Selon les chiffres du ministère des Finances, le déficit représente 33,82 % des dépenses publiques totales, contre 13,03 % un an plus tôt. Les dépenses publiques ont augmenté de 30 % en glissement annuel à 8,98 milliards de dollars fin juin.

Les revenus de l’État ont, eux, totalisé environ 5,94 milliards de dollars, en baisse de 2,6 % en glissement annuel. Les recettes fiscales ont diminué de 2,8 %, à 4,57 milliards de dollars, tandis que les recettes non fiscales ont baissé de 14 % à 860 millions de dollars. Le solde primaire – c’est-à-dire hors service de la dette, lequel s’élève à 3,3 milliards de dollars fin juin – atteint un déficit de 155 millions de dollars, en hausse de 229 % par rapport à la même période en 2016.

Pour Jean Tawilé, le principal facteur qui explique ce dévissage est la grille des salaires et les recrutements dans la fonction publique. « Le coût de la grille, qui avait été estimé à 800 millions de dollars, se situe finalement autour de 1,4 milliard, tandis que les chiffres qui circulent indiquent que plus de 5 000 fonctionnaires ont été recrutés cette année, hors services de sécurité », souligne-t-il. Il ajoute que le choix d’alourdir la fiscalité pour financer le relèvement de la grille a finalement fait plus de mal que de bien à l’économie alors que la croissance ne devrait pas dépasser les 1 %, selon la Banque mondiale et le FMI, qui ont tous les deux revu leurs prévisions à la baisse cette année. « L’État aurait été plus inspiré de lutter contre l’évasion fiscale qui a représenté 4,9 milliards de dollars en 2017 contre 4,2 milliards un an plus tôt », juge-t-il, citant des estimations publiées par Bank Audi au cours de l’été.

Capacité à gérer

Pour le directeur du département de recherche de la Bank Audi, Marwan Barakat, « le déséquilibre des finances publiques est la principale faiblesse de l’économie libanaise, avec un ratio déficit public / PIB de 10 % cette année, soit un des dix plus importants du monde ». Il ajoute qu’un rééquilibrage « en douceur » des finances publiques représente « le plus grand défi à relever pour que le pays préserve sa résilience sur les plans financier et monétaire » mais que des solutions existent pour « rationaliser les dépenses et optimiser les revenus ».

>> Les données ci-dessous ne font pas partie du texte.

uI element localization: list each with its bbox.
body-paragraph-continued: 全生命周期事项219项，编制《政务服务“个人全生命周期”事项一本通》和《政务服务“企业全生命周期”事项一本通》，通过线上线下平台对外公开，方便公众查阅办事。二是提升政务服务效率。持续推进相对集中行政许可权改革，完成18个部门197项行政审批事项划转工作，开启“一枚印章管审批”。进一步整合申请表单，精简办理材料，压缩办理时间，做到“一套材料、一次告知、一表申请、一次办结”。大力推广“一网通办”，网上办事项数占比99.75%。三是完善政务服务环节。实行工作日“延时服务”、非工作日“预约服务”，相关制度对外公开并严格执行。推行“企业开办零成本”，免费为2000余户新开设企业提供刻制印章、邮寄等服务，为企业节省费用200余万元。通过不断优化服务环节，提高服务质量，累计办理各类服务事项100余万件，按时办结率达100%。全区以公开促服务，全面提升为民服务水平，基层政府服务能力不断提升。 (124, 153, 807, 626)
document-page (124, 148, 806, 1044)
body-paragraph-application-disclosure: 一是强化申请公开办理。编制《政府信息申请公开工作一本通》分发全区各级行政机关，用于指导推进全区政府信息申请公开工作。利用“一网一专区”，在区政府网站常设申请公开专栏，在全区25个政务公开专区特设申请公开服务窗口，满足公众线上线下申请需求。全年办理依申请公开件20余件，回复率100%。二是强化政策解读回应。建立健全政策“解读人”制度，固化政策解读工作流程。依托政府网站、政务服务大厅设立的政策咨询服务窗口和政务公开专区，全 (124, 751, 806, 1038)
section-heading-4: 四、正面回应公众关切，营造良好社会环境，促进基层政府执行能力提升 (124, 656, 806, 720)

Au-delà des chiffres, la hausse du déficit pose surtout des questions concernant la capacité des dirigeants du pays à respecter les engagements pris par le gouvernement sortant à la CEDRE, voire à simplement gérer les finances publiques. « Entre 2005 et 2017, les politiques se sont réfugiés derrière le fait que le budget de l’État n’était pas voté – les gouvernements successifs utilisaient la règle du douzième provisoire pour se financer. En 2017, les mêmes politiques ont pensé que le fait de recommencer à voter des lois de finance allaient les dispenser d’être rigoureux dans leur gestion », se désole un expert sous couvert d’anonymat.

« S’agissant de la CEDRE, il est pour l’instant difficile de prédire quel impact aura la hausse du déficit sur la volonté des soutiens du pays de débloquer les 11 milliards de dollars de prêts et de dons pour réhabiliter les infrastructures du pays, dans la mesure où il n’y a pas de mécanisme de suivi formellement institué », ajoute l’expert. « Dans tous les cas, la priorité est de former un gouvernement de toute urgence et de s’assurer que ce dernier prenne impérativement des mesures fortes pour rectifier le tir », conclut Jean Tawilé, avant de souligner que la publication des chiffres de juin n’aura pas d’impact immédiat sur la situation financière et monétaire du pays, qui possède encore des pare-feux (voir encadré).